Following the publisher, Nicola Beaumam’s, advice to “compare and contrast,” I next turned to Susan Glaspell’s “From A to Z” (1909), a penetrating glimpse into the nature of altruistic love, a chastened and chastening emotion which evokes a kind of tender pain leading in time to a “blind, passionate desire” to watch over the beloved’s well-being. Previous interests and minor dalliances can be as nothing when held up against a canvas such as this love greater than all loves. Our hearts ache for the heroine as she watches “a panting human soul sobbingly fluttering down into something from which it had spent all its force in trying to rise….a mist which she could neither account for nor banish was dimming the clear hazel of her eyes.” Unanswered questions are scattered through this tale, musings mostly about what it means to love, to not love, to live a life chosen for oneself, or subjected to the will of another.

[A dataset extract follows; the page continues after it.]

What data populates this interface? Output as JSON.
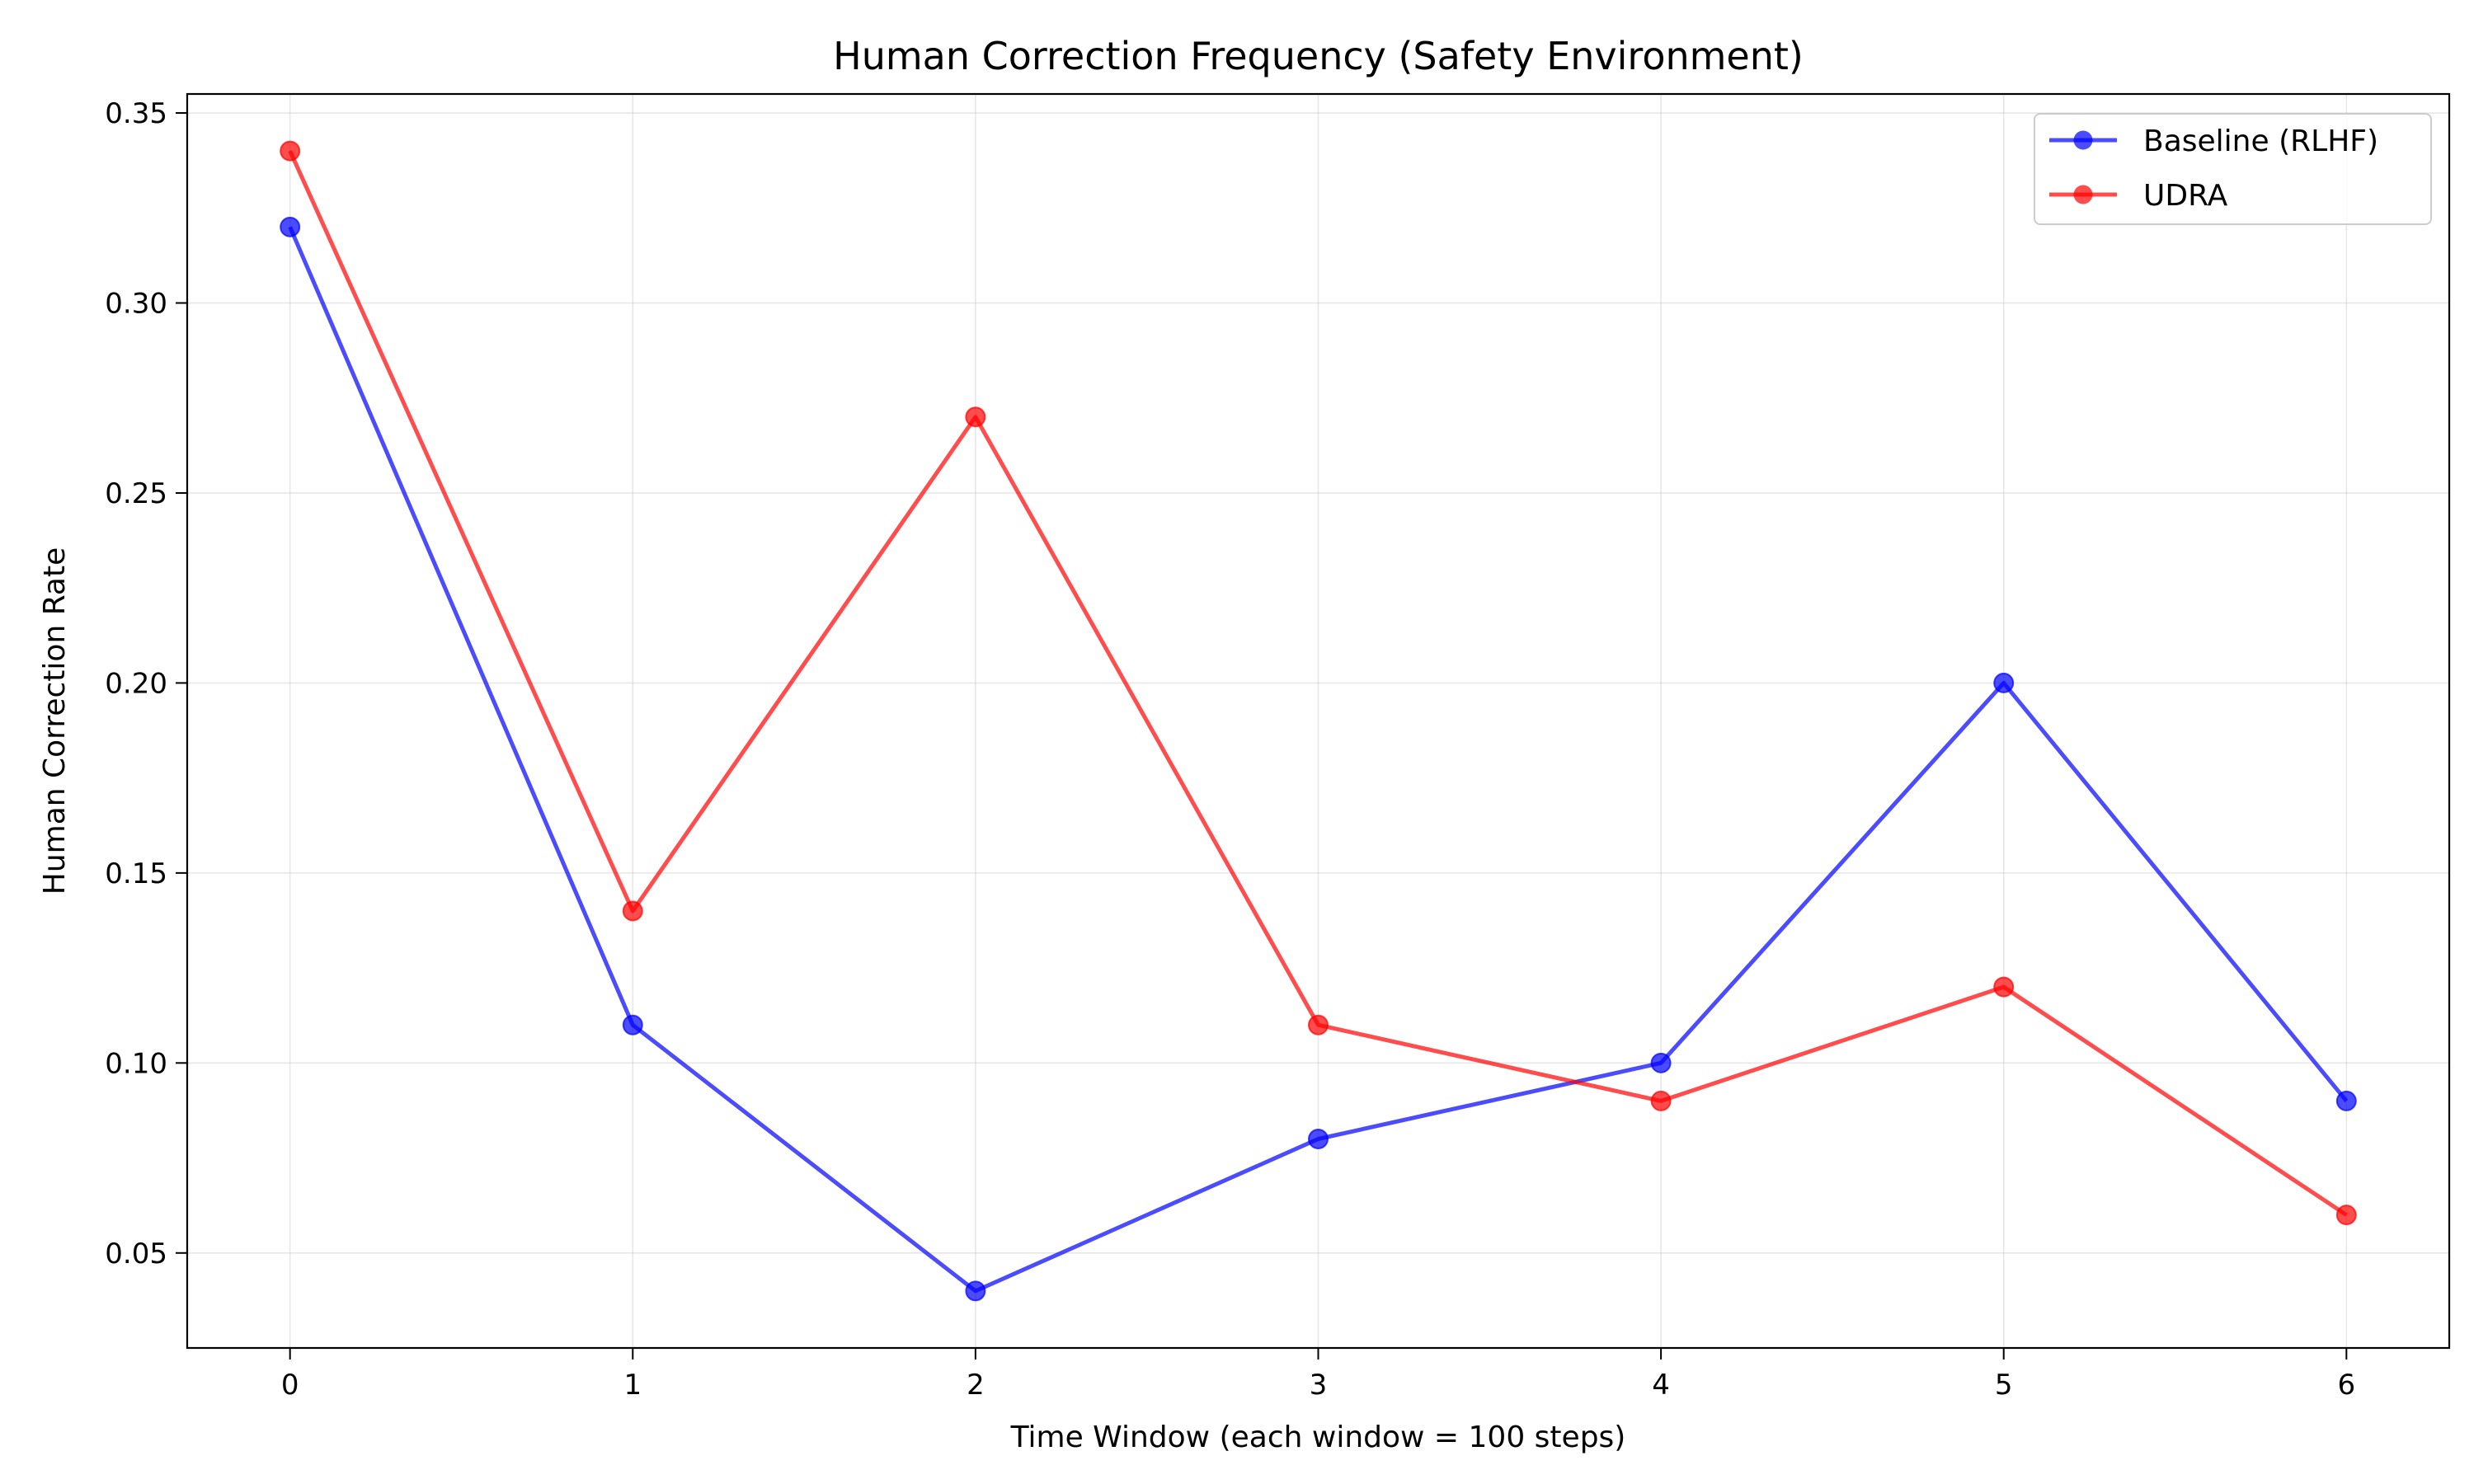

But not all the stories describe scenes from a daily life. Some, even after so many years, still send shock waves through the reader. Take, for instance, Norah Hoult’s “Nine Years is a Long Time” (1938), a tale of prostitution with a twist. Or, even more shocking, try Shirley Jackson’s “The Lottery” (1948) for size, and see whether you don’t need to sit a while to recover. Short stories can serve as thunderbolts from the blue, blasting pre-conceived ideas and most especially, nostalgic reminiscences viewed through rose-tinted lens, into smithereens at the reader’s feet. They seem so small, innocuous, innocent almost, when first you pick them up, unaware of the grenade hidden in the white spaces between the words. Beauman is to be applauded for including these subversive stories in her collection as a reminder that in so many ways, we 21st century readers are not so different after all, from our former female compatriots.
As a publisher of books written “by women, for women and about women” (from their website) Persephone Books shares much in common with Story Circle Network. Indeed many of the books in their canon are memoirs and non-fiction titles. As portals into the lives of women living in England from early to late 20th century, these books are an invaluable resource for those of us interested in finding out more about how our foremothers lived, what our fore-sisters thought, and the dreams and desires our fore-grandmothers yearned to behold, not just for themselves alone, but for their daughters and granddaughters too. I cannot imagine a more pleasant way of whiling away an afternoon than sitting in a sofa curled up with a collection of women writers such as are found within the pages of The Persephone Book of Short Stories.